Star rating – 7/10
After the excellent first part of this tale earlier in the summer I was hoping for great things from this second instalment. I’m not quite sure if it was the torrential downpour for most of the play that drowned out a lot of the voices; or the length of time that had elapsed since I saw the first part; or just the fact that I was feeling under the weather, but this did not quite live up to the sparkle of its predecessor for me.
Roger Allam is again brilliant as the comic Falstaff, who is more concerned with eating, drinking and womanising, than going to fight for the cause of his supposed friend and master Prince Henry and his father the King Henry IV. He is really very funny and plays to the crowd in an outrageously comic manner.
Barbara Marten is also wonderful as Mistress Quickly, who is intent on having Falstaff arrested for breach of promise (to marry her) and failure to pay his not insignificant debt to her. But she is won round by his charm and seems to be surprisingly unfazed by Falstaff’s wooing of her daughter Doll instead.
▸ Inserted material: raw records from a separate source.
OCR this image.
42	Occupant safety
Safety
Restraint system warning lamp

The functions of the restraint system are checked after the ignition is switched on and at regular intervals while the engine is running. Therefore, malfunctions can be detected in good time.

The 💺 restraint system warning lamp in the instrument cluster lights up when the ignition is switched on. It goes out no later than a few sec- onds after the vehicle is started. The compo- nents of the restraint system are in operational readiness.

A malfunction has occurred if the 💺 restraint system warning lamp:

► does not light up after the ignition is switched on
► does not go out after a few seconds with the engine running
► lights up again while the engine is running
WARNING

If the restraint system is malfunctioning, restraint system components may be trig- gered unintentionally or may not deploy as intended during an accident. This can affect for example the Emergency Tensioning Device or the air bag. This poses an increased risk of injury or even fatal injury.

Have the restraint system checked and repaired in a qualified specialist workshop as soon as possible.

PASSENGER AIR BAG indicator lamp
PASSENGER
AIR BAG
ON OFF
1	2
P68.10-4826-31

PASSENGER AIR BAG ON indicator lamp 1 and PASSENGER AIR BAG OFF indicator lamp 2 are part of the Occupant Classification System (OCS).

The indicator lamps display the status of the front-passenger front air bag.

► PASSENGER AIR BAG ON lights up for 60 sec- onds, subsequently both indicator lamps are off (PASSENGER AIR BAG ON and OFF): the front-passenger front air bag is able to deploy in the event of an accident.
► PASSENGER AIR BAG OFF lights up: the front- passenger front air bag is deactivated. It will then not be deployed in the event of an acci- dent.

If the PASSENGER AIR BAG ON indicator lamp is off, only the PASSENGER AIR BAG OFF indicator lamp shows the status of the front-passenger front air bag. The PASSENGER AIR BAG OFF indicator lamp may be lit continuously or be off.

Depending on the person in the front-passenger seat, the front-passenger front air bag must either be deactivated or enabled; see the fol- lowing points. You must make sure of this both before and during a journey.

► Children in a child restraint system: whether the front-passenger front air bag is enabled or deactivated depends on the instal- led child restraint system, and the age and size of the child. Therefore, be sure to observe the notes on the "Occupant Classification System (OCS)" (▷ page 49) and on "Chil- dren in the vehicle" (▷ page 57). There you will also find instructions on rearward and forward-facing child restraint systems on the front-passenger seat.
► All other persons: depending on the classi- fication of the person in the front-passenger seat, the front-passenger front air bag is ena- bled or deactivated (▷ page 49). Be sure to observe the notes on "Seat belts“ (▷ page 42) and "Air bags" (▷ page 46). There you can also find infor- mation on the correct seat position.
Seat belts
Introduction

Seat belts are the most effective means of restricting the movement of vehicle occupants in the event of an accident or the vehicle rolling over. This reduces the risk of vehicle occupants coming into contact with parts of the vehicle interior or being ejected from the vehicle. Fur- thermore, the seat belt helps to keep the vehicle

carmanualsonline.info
The politics are a bit hard to follow, but basically Northumberland and the Archbishop of York both plotting the old King’s downfall. Falstaff continues to evade any meaningful service for the duration of the play – and rightly gets his comeuppance in the end. So for me this had the feel of a bit of a strung out drama, which would possibly have been better condensed into one play – but who am I to argue with the bard. But full marks to the poor people in the courtyard who stuck it out for the whole play and got horrendously drenched. Just like in Shakespeare’s time I’m sure – but there are some lengths I refuse to go to for the sake of authenticity.